A bug/issue (with links) on the topic of 'optional' subparsers.

https://bugs.python.org/issue29298

Notice that this has a recent pull request.


With your script and the addition of

args = parser.parse_args()
print(args)

results are

1008:~/mypy$ python3 stack46667843.py 
Namespace(info=None)
1009:~/mypy$ python2 stack46667843.py 
usage: stack46667843.py [-h] [-i INFO] {cmd1,cmd2} ...
stack46667843.py: error: too few arguments
1009:~/mypy$ python2 stack46667843.py cmd1
Namespace(func=<function cmd1 at 0xb748825c>, info=None)
1011:~/mypy$ python3 stack46667843.py cmd1
Namespace(func=<function cmd1 at 0xb7134dac>, info=None)

I thought the 'optional' subparsers affected both Py2 and 3 versions, but apparently it doesn't. I'll have to look at the code to verify why.


In both languages, subparsers.required is False. If I set it to true

subparsers.required=True

(and add a dest to the subparsers definition), the PY3 error message is

1031:~/mypy$ python3 stack46667843.py
usage: stack46667843.py [-h] [-i INFO] {cmd1,cmd2} ...
stack46667843.py: error: the following arguments are required: cmd

So there's a difference in how the 2 versions test for required arguments. Py3 pays attention to the required attribute; Py2 (apparently) uses the earlier method of checking whether the positionals list is empty or not.

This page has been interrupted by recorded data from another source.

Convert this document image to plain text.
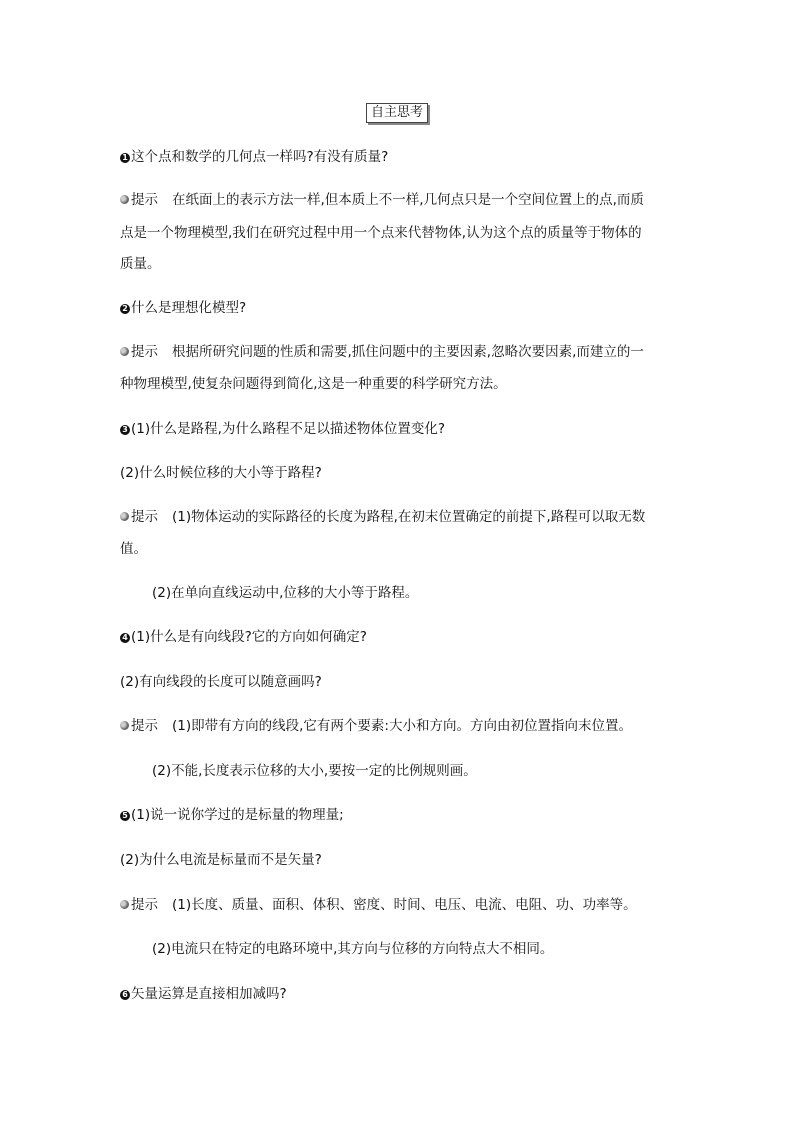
自主思考
1 这个点和数学的几何点一样吗?有没有质量?
提示 在纸面上的表示方法一样,但本质上不一样,几何点只是一个空间位置上的点,而质
点是一个物理模型,我们在研究过程中用一个点来代替物体,认为这个点的质量等于物体的
质量。
2 什么是理想化模型?
提示 根据所研究问题的性质和需要,抓住问题中的主要因素,忽略次要因素,而建立的一
种物理模型,使复杂问题得到简化,这是一种重要的科学研究方法。
3 (1)什么是路程,为什么路程不足以描述物体位置变化?
(2)什么时候位移的大小等于路程?
提示 (1)物体运动的实际路径的长度为路程,在初末位置确定的前提下,路程可以取无数
值。
(2)在单向直线运动中,位移的大小等于路程。
4 (1)什么是有向线段?它的方向如何确定?
(2)有向线段的长度可以随意画吗?
提示 (1)即带有方向的线段,它有两个要素:大小和方向。方向由初位置指向末位置。
(2)不能,长度表示位移的大小,要按一定的比例规则画。
5 (1)说一说你学过的是标量的物理量;
(2)为什么电流是标量而不是矢量?
提示 (1)长度、质量、面积、体积、密度、时间、电压、电流、电阻、功、功率等。
(2)电流只在特定的电路环境中,其方向与位移的方向特点大不相同。
6 矢量运算是直接相加减吗?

Checking for required arguments occurs near the end of parser._parse_known_args.

Python2.7 includes

    # if we didn't use all the Positional objects, there were too few
    # arg strings supplied.
    if positionals:
        self.error(_('too few arguments'))

before the iteration that checks action.required. That's what's catching the missing cmd and saying too few arguments.

So a kludge is to edit your argparse.py and remove that block so it matches the corresponding section of the Py3 version.